9. Paleolaner essen nur das, was auch die Menschen im Paläolithikum, in der Altsteinzeit verzehrt haben könnten: Wurzeln, Samen, Beeren, Nüsse, aber auch tierische Produkte wie Fleisch, Fisch, Meeresfrüchte und Eier – das meiste roh und unverarbeitet.
Die Liste ließe sich fortsetzen: um die Kohlehydrat-Verweigerer – Stichwort: Low-Carb-Ernährung – um die Anhänger von Makrobiotik, von Trennkost, von Ayurvedischer Ernährung usw.

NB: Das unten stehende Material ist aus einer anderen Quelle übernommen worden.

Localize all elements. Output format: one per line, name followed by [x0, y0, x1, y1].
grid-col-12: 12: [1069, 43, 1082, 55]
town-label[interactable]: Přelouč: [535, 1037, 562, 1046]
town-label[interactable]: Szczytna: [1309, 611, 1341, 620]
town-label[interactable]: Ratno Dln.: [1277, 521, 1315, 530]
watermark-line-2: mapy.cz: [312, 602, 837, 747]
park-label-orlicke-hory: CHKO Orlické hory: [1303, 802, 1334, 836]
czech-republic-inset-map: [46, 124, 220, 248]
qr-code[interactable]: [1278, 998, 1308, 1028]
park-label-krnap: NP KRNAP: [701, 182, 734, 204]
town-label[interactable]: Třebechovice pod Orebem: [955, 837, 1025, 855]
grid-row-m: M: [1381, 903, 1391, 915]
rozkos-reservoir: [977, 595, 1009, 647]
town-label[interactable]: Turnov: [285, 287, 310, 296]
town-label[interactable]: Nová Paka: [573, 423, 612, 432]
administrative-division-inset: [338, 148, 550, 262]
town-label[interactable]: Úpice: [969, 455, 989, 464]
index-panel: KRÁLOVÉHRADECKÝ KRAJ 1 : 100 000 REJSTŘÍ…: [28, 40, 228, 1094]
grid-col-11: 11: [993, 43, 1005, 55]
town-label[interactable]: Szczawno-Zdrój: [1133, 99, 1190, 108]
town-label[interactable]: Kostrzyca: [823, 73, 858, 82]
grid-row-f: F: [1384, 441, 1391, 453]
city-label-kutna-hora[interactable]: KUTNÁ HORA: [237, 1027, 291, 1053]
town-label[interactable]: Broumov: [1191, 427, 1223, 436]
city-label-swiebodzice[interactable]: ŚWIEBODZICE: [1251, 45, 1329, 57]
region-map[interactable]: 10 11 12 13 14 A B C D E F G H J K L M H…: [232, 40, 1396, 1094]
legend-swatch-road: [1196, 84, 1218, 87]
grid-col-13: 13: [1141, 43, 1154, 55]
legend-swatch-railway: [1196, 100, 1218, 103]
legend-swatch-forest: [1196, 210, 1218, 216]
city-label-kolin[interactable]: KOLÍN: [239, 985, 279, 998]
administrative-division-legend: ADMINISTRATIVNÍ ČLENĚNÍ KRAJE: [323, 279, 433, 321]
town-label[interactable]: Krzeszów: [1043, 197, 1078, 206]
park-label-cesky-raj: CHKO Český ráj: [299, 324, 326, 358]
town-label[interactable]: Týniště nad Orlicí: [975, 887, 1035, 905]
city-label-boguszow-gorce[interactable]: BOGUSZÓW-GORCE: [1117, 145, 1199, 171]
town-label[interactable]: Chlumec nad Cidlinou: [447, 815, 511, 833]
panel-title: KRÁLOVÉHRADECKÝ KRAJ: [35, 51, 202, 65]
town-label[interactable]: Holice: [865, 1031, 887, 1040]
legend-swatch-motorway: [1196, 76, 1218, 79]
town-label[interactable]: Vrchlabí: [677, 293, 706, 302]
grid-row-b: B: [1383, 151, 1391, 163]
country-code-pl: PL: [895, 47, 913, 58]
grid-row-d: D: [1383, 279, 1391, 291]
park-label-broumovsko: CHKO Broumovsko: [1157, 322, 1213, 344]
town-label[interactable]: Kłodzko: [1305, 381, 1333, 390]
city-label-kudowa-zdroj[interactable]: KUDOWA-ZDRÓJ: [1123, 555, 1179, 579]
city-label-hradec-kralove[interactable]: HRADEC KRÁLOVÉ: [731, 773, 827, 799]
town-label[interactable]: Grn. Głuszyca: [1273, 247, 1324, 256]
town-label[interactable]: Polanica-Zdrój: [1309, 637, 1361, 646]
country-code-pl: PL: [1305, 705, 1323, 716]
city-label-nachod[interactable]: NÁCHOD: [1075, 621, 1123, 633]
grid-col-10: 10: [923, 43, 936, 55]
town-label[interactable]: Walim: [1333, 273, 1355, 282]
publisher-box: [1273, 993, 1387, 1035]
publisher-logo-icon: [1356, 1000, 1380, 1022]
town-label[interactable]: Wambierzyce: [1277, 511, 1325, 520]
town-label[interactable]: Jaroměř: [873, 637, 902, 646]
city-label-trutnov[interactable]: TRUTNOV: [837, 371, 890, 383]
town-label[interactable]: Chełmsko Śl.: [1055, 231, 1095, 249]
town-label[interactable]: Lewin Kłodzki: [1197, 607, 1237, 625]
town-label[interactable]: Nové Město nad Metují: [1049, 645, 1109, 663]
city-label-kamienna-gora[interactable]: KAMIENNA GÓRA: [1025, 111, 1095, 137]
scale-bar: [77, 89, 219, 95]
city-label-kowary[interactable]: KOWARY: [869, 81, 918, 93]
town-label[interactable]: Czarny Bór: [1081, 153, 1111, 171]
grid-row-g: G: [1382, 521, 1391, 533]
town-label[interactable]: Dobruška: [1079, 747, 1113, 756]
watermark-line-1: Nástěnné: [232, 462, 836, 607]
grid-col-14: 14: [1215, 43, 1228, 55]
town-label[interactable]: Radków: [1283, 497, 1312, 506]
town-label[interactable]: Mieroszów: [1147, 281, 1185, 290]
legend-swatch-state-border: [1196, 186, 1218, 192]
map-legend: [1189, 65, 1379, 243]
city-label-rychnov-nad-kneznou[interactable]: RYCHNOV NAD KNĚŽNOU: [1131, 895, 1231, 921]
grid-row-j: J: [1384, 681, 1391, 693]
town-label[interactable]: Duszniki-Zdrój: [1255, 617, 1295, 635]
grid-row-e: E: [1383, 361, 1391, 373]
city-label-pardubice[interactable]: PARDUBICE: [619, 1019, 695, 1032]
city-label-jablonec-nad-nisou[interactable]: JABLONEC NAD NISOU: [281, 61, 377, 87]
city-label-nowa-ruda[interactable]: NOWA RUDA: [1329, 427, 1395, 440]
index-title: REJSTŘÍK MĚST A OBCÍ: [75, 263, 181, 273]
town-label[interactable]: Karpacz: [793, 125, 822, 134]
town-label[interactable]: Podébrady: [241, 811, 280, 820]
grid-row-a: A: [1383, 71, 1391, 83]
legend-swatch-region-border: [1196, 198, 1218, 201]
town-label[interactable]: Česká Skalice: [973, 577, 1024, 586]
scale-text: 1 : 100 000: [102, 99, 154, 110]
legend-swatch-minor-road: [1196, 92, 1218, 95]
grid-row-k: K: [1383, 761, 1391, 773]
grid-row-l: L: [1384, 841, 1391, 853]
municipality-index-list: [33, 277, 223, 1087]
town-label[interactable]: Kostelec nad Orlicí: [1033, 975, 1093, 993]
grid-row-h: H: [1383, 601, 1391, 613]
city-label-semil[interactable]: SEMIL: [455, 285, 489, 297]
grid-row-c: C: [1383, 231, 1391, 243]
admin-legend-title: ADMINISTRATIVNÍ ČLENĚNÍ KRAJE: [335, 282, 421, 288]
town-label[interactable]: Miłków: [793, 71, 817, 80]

Einige der weiter oben genannten Ernährungsweisen gelten als gesundheitsschädlich. Ich esse, was mir schmeckt, bin ein Omnivore, mit einer Tendenz zum Flexitarier; das Tierwohl ist mir ein Anliegen, auch eine nachhaltige Klimapolitik. Im Urlaub am Meer bin ich weitgehend Pescetarier. Frutarier und Paleolaner sind mir noch nicht begegnet. Die Segmentierung der Gesellschaft und das Kasteldenken missfällt mir.